[governance] what is it that threatens the Internet community or 'who is afraid of the IGF'

Milton L Mueller mueller at syr.edu
Thu Sep 6 19:37:24 EDT 2007



> -----Original Message-----
> 2. A debate on critical Internet resources that absorbs almost all
> public attention although other issues, particularely access, are what
> most people in developing countries really care about. As long as they
> are not online they don't give a damn about the role of the USG in
> Internet Governance.

It is important to point out that Jeanette is just accurately reporting what she hears, not what she believes. 

And I have heard this argument many times before. Indeed, I heard it at the Oxford Internet Institute conference last year, where a room full of British, Americans and Europeans insisted that developing countries don't care about the CIR issues, they care about development and access. And when I pointed out that no one in the room was from a developing country, and that the parties who had raised the issue repeatedly in global forums were Brazil, South Africa, China and a other developing countries, that line of dialogue came to a rather abrupt end.

The theory here seems to be that time and energy spent discussing internet resource policy is purchased at the expense of developing telecom access facilities. So, for example, if Milton Mueller would just shut up about ICANN for 30 days, this would immediately translate into, oh, 230 additional access lines in Kenya -- a net value of about US$ 230,000.  

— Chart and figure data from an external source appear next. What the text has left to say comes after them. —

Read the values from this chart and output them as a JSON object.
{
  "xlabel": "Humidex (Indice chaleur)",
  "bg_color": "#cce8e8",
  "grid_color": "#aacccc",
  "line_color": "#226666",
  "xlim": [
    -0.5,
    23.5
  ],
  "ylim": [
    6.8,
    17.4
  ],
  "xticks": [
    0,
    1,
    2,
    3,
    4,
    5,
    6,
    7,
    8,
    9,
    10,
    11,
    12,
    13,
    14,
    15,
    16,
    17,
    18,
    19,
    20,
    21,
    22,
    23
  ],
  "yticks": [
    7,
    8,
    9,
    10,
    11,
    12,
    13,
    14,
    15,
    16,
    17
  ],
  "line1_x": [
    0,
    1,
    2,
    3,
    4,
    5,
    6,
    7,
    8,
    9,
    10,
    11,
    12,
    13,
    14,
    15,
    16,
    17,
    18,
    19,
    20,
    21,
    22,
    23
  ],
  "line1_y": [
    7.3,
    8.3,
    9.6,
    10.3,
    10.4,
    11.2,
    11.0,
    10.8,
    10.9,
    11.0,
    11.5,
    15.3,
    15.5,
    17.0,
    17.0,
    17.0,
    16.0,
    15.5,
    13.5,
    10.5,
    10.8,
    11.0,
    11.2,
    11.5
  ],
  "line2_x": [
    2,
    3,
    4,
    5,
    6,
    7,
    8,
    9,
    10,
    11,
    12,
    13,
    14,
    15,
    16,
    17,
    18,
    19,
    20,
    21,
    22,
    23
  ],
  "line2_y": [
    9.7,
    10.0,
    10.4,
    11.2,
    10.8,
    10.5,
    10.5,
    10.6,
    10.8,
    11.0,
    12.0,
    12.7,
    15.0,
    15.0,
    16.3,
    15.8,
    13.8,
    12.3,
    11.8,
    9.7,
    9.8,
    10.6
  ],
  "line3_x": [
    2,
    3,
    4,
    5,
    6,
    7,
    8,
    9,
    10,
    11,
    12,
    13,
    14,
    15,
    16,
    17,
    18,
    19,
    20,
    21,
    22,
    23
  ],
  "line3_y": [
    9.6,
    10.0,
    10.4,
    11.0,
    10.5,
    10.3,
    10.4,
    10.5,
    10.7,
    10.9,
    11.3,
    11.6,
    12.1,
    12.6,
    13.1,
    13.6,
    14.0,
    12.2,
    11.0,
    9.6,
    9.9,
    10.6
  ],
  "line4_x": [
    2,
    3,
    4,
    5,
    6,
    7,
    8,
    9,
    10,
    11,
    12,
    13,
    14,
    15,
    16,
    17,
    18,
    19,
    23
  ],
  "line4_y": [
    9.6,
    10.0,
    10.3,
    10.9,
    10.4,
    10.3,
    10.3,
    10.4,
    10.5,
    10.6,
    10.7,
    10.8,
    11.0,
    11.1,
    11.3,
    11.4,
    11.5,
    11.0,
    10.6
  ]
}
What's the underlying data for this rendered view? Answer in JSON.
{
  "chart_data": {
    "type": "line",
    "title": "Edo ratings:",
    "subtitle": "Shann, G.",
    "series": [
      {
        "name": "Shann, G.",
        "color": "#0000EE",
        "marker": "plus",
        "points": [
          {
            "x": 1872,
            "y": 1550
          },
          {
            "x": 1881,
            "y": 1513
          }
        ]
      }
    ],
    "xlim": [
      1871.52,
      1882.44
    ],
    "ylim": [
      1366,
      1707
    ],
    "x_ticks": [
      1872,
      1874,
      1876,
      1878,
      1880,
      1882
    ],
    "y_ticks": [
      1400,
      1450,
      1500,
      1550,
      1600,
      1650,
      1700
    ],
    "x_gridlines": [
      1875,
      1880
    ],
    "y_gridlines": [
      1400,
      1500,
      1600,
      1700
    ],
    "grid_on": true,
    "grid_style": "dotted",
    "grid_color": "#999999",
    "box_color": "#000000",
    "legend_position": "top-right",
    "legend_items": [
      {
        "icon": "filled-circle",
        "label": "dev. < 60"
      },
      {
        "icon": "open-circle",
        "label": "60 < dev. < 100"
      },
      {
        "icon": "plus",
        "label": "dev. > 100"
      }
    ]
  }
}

I don't know whether the economics of this have been worked out yet. It may be that my interventions in ICANN require such enormous investments in countermeasures from the USG, the World Bank and Japan that funds are diverted from global foreign aid. It may be that IGP's criticism of ICANN unsettles international capital markets, raising the interest rate and inverting the yield curve on bonds. Now there is a topic for future GigaNet symposia. 

Anyway, in a period where we are about to run out of IPv4 addresses, we are starting a debate on markets for IP addresses and the old regime won't even consider it because it would upset their control. And there are serious policy debates even within IETF about the bloc size of IPv6 address distributions. The idea that CIR is not relevant to ALL countries is just crazy. But it is certainly relevant to developing countries, who will be the primary source of demand for address space in the years to come. 

Likewise, most growth in domain name markets will come from multilingual new TLDs, which are most relevant to developing countries. 

Not to mention DNSSEC, another critical CIR issue.

The challenge is indeed to move beyond old divisions and dichotomies. But I am afraid that the ISOC-US crowd, or those who attempt to discourage discussion of these issues, are the ones who are stuck in the 2005 WSIS debates. They think there is nothing to say about this but to repeat ITU-ICANN Punch and Judy show. Aside from showing a terrible lack of imagination, this is irresponsible. There are really meaty policy issues there.

As physical access in developing countries grows, and as their own domestic ISP market increases in size, they will inherit a world where the rules for getting IP addresses and entering the domain name market have been written in the USA. More important than the geographic source of the rules is their substance: are they efficient, do they encourage competition, are they equitable? Perhaps at Rio we can move beyond Tunis if we actually have a real discussion of these issues.